Nguyen menyatakan bahwa Perum Bulog telah mengundang The Vietnam Northern Food Corporation dan The Vietnam Southern Food Corporation untuk menyuplai beras itu. Kontrak tesebut akan direalisasikan pada periode April hingga Juli 2018.
Perbaikan Data
Sementara itu Direktur Utama Perum Bulog Budi Waseso mengatakan, saat ini data pangan masih abu-abu. Tidak pasti berapa produksi beras dalam negeri dan tidak bisa terpetakan dengan baik, termasuk berapa lahan pertanian yang ada.

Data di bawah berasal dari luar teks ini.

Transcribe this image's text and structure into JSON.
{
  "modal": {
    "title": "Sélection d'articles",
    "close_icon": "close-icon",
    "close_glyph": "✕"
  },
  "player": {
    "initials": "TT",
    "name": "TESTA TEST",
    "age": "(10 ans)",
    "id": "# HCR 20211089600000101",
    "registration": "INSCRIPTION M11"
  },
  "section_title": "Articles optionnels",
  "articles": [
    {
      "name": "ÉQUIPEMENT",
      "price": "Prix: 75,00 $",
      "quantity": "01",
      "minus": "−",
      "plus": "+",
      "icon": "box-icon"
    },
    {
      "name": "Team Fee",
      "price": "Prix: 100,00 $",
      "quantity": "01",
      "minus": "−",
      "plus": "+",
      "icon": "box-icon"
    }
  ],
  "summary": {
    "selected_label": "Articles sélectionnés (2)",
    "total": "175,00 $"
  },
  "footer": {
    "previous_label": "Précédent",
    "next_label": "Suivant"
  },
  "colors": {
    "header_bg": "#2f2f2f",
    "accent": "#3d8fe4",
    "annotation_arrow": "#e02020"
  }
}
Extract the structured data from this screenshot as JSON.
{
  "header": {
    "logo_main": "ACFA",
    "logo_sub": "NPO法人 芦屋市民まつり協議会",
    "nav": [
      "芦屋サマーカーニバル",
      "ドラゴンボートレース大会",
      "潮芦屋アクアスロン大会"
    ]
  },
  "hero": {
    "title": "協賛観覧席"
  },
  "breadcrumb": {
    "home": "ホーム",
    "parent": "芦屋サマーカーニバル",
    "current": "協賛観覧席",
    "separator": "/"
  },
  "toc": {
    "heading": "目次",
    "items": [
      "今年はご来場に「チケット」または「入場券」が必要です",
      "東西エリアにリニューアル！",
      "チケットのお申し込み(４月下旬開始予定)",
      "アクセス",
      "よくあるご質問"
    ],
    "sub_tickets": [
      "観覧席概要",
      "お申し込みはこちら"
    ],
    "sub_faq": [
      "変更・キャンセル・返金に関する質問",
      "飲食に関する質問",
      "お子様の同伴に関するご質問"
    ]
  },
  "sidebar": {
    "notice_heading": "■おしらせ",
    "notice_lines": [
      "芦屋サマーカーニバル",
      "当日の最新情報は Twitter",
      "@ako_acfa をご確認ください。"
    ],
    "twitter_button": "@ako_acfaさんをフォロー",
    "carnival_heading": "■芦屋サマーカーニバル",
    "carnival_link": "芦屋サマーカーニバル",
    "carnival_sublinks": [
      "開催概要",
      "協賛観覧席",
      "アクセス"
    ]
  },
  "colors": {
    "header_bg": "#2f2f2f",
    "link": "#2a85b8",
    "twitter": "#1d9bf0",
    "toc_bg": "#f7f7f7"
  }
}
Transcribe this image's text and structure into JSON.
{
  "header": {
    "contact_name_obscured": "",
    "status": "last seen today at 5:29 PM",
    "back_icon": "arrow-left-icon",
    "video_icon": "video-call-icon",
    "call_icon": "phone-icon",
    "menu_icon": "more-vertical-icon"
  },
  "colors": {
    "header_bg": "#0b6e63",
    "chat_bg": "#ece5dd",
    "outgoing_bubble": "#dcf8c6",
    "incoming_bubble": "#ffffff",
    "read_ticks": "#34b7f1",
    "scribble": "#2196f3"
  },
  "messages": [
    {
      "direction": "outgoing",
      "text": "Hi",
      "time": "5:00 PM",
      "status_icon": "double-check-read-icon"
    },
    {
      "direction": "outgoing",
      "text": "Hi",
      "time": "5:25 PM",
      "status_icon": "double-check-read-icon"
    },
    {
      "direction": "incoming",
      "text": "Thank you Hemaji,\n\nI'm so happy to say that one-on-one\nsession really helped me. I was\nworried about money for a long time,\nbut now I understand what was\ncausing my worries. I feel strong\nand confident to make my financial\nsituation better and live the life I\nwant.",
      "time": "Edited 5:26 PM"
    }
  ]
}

Ia berharap, ke depan impor beras tidak bisa berdasarkan rapat koordinasi bersama dan tiba-tiba memutuskan impor."Maka kita akan perbaiki datanya, yang penting sekarang harus ada prediski kemungkinan yang terjadi," ujar dia.
Ketersediaan beras menurutnya harus terjamin karena hampir seluruh masyarakat Indonesia mengkonsumsi beras. Ia melanjutkan, kebijakan impor beras dilakukan untuk kestabilan harga dan ketersediaan pasokan.
Namun, nantinya ia berharap Indonesia harus bisa swasembada pangan untuk ketahanan pangan, terutama beras. "Saya berharap beras tidak jadi mainan politik karena ini tahun politik," ujar mantan Kepala Badan Narkotika Nasional (BNN) ini.